Avera Medical Minute: Changes in the weather affects those with Raynaud's Syndrome

SIOUX FALLS, S.D. (KSFY) - As winter drags on many of us complain about how the cold feels on our skin. But, for people who suffer from Raynaud's Syndrome the changes in the weather becomes more difficult.

One nurse has the condition and works to keep the syndrome at bay.

"The best way I can describe it is that your fingers and your toes go numb and then when you try to warm them up, it's almost like when your leg or foot falls asleep," Molly Dziedzic, who suffers from Raynaud's Syndrome, said.

Molly was diagnosed with an autoimmune disease when she was seven. In 2013, she was diagnosed with Graves' Disease, that's when Raynaud's Syndrome started to appear in her hands and feet.

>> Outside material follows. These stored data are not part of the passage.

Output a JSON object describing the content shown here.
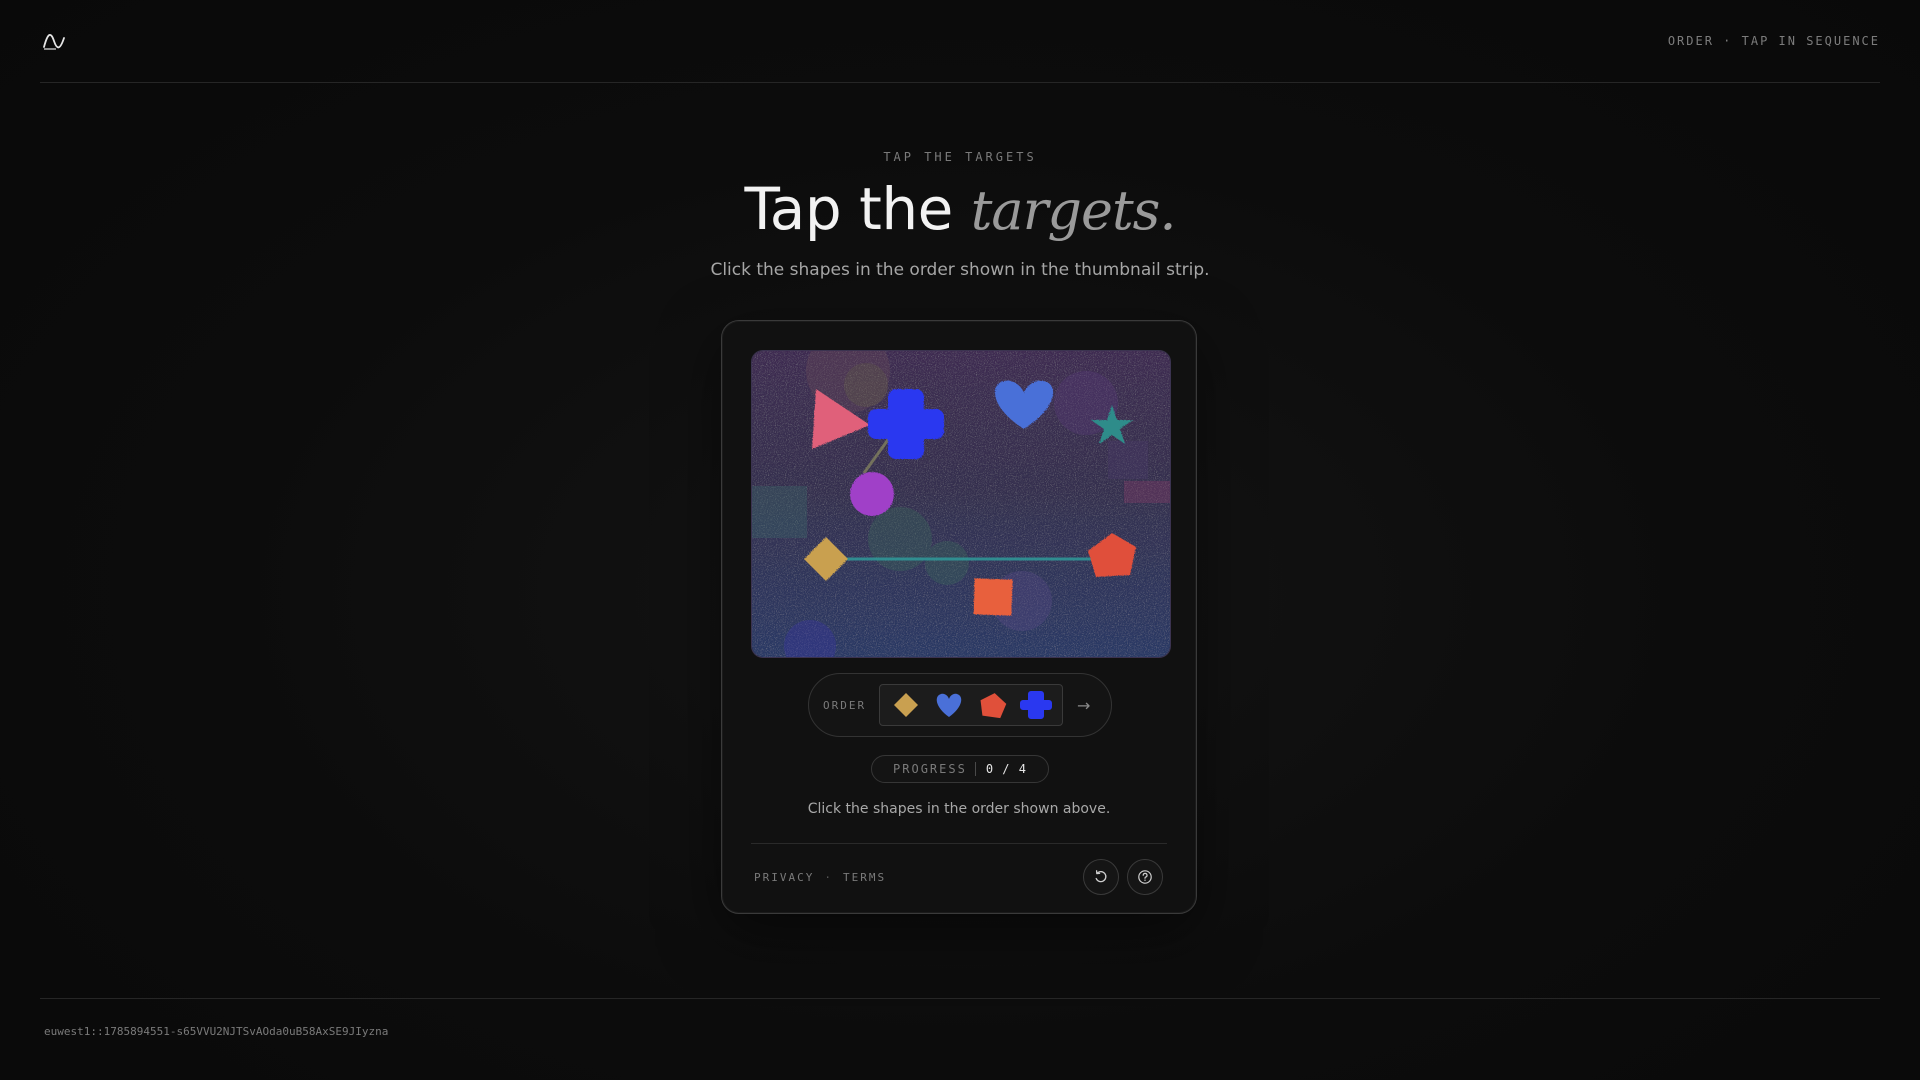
{
  "header": {
    "logo_icon": "wave-logo-icon",
    "right_label": "ORDER · TAP IN SEQUENCE"
  },
  "hero": {
    "eyebrow": "TAP THE TARGETS",
    "headline_main": "Tap the ",
    "headline_accent": "targets.",
    "subtitle": "Click the shapes in the order shown in the thumbnail strip."
  },
  "challenge": {
    "canvas_shapes": [
      {
        "shape": "triangle",
        "color": "#e0607a"
      },
      {
        "shape": "cross",
        "color": "#2a38f0"
      },
      {
        "shape": "heart",
        "color": "#4a70d8"
      },
      {
        "shape": "star",
        "color": "#2f8c8a"
      },
      {
        "shape": "circle",
        "color": "#a040c8"
      },
      {
        "shape": "diamond",
        "color": "#c9a050"
      },
      {
        "shape": "pentagon",
        "color": "#e0503a"
      },
      {
        "shape": "square",
        "color": "#e8603e"
      }
    ],
    "order_label": "ORDER",
    "order_sequence": [
      {
        "shape": "diamond",
        "color": "#c9a050"
      },
      {
        "shape": "heart",
        "color": "#4a70d8"
      },
      {
        "shape": "pentagon",
        "color": "#e0503a"
      },
      {
        "shape": "cross",
        "color": "#2a38f0"
      }
    ],
    "next_icon": "arrow-right-icon",
    "progress_label": "PROGRESS",
    "progress_value": "0 / 4",
    "instruction": "Click the shapes in the order shown above."
  },
  "card_footer": {
    "privacy": "PRIVACY",
    "separator": "·",
    "terms": "TERMS",
    "refresh_icon": "refresh-icon",
    "help_icon": "help-icon"
  },
  "footer": {
    "session_id": "euwest1::1785894551-s65VVU2NJTSvAOda0uB58AxSE9JIyzna"
  }
}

"They will turn like bright, bright white, and then it started off with just my ring fingers, and now it's like you can see the clear cut-off of where it stops turning white," she said. "And then they kind of turn purple."

The syndrome shows up when there's a temperature change - turning hands from white to blue to red then back to normal. Blood vessels frequently tighten and squeeze or dilate and expand to the environment around us. But, for people with Raynaud's that response is exaggerated.

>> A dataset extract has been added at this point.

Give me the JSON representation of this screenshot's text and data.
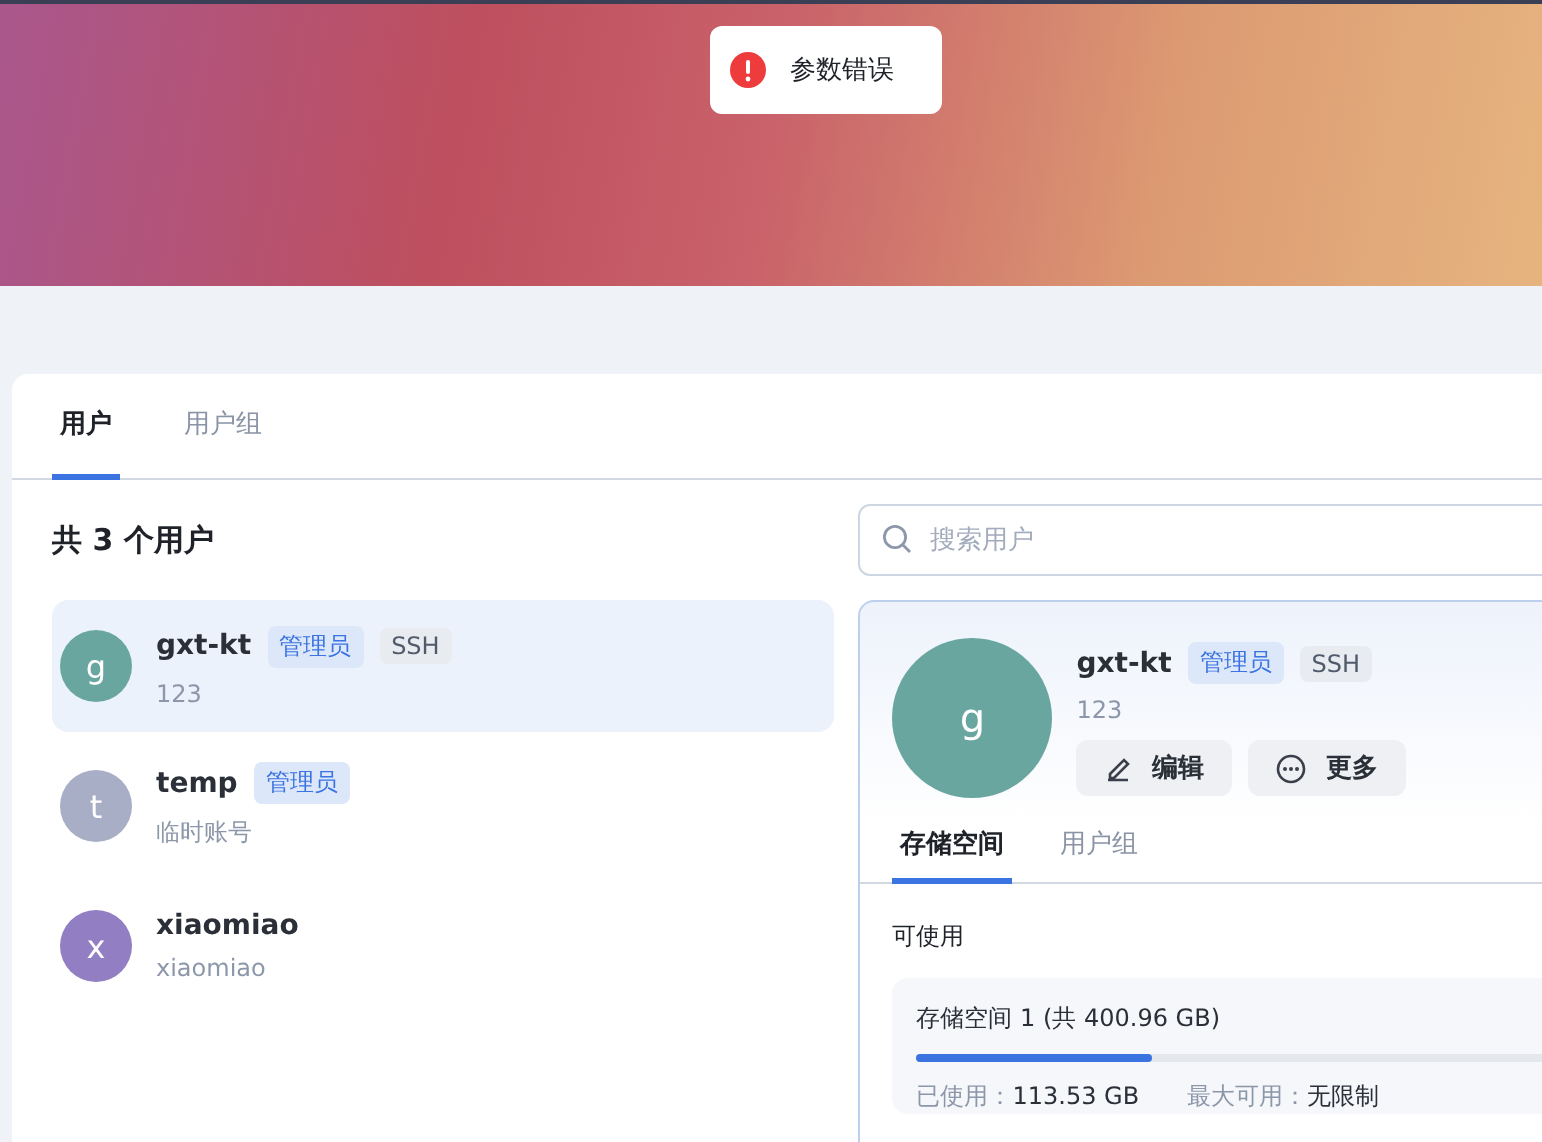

"The vessels constrict and become tighter to the point that they don't have blood flow into the extremities like the fingers and toes," Dr. Kara Petersen, an Avera Rheumatologist, said.

Dr. Petersen says there are two categories of the syndrome - primary and secondary.

Primary tends to happen to teens or people in their twenties. Doctors don't have a good explanation for the condition for those who have the primary syndrome. Secondary occurs due to another condition or disease.

"Some times medications can trigger it," she said. "So, we often review the patients' medication list looking for things that might be contributing to this. In some cases, it's another disease process like Lupus or Scleroderma or Rheumatoid Arthritis, an autoimmune disorder, which can be frequently associated with Raynaud's phenomenon."

Patients can have pain, numbness, tingling, or clumsiness with their fingers or toes because of the syndrome.

For Molly, she has found different ways to keep from triggering those symptoms, like bundling up before going outside or keeping her hands warm by sitting on them.

"I can leave work and have I can have two pairs of gloves on and get out to my car, and when I get home they're still bright white," she said. "And then, I typically just run them under warm water, not supposed to be hot water because a lot of people can't feel their fingers."

But, once her hands warm back up - things are back to normal.

"My hands are really dry especially because of it so being a nurse and constantly using hand sanitizer doesn't help it," she said. "But, once they warm up they aren't too affected."

Doctors at Avera say that if you are showing signs and symptoms of Raynaud's Syndrome to be sure to get your hands and feet checked out.